8063,464018,Male,No,22,No,,0.0,Low,7.0,Cat_1,D
8064,464685,Male,No,35,No,Executive,3.0,Low,4.0,Cat_4,D
8065,465406,Female,No,33,Yes,Healthcare,1.0,Low,1.0,Cat_6,D
8066,467299,Female,No,27,Yes,Healthcare,1.0,Low,4.0,Cat_6,B


In [39]:
pdDf2 = pdDf2.drop('ID', axis=1)

In [40]:
numerical_features = ['Age', 'Work_Experience', 'Family_Size']
categorical_features = ['Gender', 'Ever_Married', 'Profession', 'Var_1']
label_features = ['Graduated', 'Spending_Score']


In [41]:
from sklearn.pipeline import Pipeline
from sklearn.preprocessing import Normalizer
from sklearn.ensemble import RandomForestClassifier
from sklearn.impute import SimpleImputer
from sklearn.metrics import accuracy_score

numerical_pipeline = Pipeline(steps=[
    ('imputer', SimpleImputer(strategy='mean')),  
    ('normalizer', Normalizer())                 
])

categorical_pipeline = Pipeline(steps=[
    ('imputer', SimpleImputer(strategy='most_frequent')),  
    ('onehot', OneHotEncoder(handle_unknown='ignore'))    
])

le2 = LabelEncoder()

for col in label_features:
    pdDf2[col] = le2.fit_transform(pdDf2[col])

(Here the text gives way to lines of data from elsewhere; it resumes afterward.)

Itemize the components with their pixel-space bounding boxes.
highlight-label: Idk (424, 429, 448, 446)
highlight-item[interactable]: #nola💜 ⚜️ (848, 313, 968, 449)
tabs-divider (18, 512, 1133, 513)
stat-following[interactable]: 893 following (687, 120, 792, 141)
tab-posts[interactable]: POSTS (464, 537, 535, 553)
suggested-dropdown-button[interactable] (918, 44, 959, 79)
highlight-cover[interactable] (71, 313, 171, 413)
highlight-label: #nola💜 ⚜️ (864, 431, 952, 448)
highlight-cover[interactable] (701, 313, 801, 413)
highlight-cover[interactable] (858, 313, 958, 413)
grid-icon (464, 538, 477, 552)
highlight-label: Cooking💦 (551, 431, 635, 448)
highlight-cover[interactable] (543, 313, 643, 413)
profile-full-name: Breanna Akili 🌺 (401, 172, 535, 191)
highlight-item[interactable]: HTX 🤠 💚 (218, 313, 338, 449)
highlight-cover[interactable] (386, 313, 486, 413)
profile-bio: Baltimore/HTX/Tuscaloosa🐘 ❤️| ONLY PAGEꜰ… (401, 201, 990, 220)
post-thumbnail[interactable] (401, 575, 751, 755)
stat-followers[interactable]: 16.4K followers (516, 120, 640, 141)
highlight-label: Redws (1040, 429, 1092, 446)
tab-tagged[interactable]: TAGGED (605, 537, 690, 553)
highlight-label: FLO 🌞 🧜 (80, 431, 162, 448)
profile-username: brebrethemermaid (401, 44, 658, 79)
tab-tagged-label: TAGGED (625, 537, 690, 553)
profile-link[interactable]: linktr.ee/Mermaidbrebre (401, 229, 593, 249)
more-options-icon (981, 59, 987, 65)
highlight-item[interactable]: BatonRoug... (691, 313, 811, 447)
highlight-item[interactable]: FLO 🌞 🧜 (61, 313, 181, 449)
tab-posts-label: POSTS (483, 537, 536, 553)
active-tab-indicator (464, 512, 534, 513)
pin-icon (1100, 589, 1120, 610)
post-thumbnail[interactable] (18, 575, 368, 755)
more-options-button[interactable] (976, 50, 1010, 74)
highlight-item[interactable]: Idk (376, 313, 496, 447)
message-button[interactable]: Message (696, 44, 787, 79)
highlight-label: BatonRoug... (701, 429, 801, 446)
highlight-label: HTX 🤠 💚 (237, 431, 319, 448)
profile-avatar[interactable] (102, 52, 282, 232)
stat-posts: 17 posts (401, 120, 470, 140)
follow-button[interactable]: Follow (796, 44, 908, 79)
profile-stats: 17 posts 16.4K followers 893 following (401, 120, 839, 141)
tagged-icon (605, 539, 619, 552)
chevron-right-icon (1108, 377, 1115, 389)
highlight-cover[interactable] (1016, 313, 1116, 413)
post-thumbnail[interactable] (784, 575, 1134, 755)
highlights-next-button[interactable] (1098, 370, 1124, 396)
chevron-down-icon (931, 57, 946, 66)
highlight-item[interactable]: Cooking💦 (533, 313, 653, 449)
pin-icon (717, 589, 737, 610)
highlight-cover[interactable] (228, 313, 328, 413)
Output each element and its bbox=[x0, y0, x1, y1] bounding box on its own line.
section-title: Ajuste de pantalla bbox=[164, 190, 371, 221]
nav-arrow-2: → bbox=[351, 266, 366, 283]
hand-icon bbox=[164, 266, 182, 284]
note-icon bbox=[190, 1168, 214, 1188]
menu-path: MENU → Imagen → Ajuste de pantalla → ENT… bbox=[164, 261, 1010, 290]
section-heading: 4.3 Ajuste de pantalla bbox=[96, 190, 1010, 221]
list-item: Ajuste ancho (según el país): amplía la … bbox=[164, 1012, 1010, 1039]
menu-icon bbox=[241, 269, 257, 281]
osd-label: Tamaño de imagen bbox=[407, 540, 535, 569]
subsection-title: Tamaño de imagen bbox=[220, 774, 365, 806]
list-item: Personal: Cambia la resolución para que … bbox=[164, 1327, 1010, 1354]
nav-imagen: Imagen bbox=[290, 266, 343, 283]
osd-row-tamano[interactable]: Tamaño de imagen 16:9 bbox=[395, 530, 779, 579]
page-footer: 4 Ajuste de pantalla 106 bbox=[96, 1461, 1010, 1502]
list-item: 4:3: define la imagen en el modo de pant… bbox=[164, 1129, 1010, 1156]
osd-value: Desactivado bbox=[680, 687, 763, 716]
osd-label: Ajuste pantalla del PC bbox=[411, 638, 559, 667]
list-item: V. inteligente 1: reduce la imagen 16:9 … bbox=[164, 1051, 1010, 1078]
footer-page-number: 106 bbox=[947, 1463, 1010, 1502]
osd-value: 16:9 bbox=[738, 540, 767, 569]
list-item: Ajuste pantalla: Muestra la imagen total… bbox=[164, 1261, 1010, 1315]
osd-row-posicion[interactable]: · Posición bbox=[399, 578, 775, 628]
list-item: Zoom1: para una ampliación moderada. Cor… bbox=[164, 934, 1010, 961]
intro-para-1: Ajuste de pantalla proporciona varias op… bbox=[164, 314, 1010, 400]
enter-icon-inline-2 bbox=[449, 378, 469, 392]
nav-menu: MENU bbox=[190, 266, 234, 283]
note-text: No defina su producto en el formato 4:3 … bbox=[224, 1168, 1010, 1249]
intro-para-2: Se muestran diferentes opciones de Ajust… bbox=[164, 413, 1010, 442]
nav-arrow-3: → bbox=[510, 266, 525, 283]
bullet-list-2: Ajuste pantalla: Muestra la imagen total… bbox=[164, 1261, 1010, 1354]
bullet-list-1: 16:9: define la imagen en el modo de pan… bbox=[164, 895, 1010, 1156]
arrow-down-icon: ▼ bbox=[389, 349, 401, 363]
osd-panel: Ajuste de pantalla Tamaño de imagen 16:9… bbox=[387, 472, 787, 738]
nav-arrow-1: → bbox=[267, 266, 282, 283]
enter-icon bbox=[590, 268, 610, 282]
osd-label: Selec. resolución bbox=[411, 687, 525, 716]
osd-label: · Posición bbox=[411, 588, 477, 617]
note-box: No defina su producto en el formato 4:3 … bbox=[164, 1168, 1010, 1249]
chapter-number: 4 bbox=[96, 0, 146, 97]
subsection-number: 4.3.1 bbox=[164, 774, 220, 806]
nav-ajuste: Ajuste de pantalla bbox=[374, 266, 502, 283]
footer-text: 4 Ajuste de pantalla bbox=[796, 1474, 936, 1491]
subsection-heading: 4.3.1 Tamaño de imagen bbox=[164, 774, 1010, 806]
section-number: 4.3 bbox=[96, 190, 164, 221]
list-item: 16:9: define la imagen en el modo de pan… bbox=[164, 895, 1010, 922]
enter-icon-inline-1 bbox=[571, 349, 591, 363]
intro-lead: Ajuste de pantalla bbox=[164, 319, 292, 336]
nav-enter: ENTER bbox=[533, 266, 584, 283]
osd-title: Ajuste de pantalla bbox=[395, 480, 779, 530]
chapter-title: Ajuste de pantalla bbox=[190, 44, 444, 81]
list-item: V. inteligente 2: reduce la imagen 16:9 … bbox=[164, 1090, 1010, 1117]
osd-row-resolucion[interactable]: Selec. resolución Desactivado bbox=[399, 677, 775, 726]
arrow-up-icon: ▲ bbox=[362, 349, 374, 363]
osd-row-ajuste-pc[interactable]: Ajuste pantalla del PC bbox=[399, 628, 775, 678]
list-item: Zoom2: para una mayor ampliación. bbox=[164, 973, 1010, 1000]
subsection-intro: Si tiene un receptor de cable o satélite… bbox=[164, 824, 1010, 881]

preprocessor = ColumnTransformer(
    transformers=[
        ('num', numerical_pipeline, numerical_features),
        ('cat', categorical_pipeline, categorical_features)
    ]
)
model_pipeline = Pipeline(steps=[
    ('preprocessor', preprocessor),
    ('classifier', RandomForestClassifier())
])
X = pdDf2.drop(columns=['Segmentation'])  
y = pdDf2['Segmentation']                       

X_train, X_test, y_train, y_test = train_test_split(X, y, test_size=0.2)

model_pipeline.fit(X_train, y_train)

y_pred = model_pipeline.predict(X_test)

accuracy = accuracy_score(y_test, y_pred)
print(f'Accuracy: {accuracy:.2f}')

Accuracy: 0.45


In [42]:
X = pdDf.iloc[:, :-1].values
y = pdDf.iloc[:, -1].values

y = y.astype(str)

from sklearn.model_selection import train_test_split

X_train, X_test, y_train, y_test = train_test_split(X, y, test_size=0.2)
rfc=RandomForestClassifier()
rfc.fit(X_train, y_train)
y_pred = rfc.predict(X_test)
accuracy = accuracy_score(y_test, y_pred)
print(f'Accuracy: {accuracy:.2f}')

Accuracy: 0.62


Questions:
What are the benefits of using a preprocessing pipeline?
automates datapreparation.
How does the pipeline ensure consistency between training and test data transformations?
Same transformations are made on both training and test data, they are processed similuar.
How can you extend the pipeline to include additional preprocessing steps?
Defining additional steps in the pipeline sequence before model training.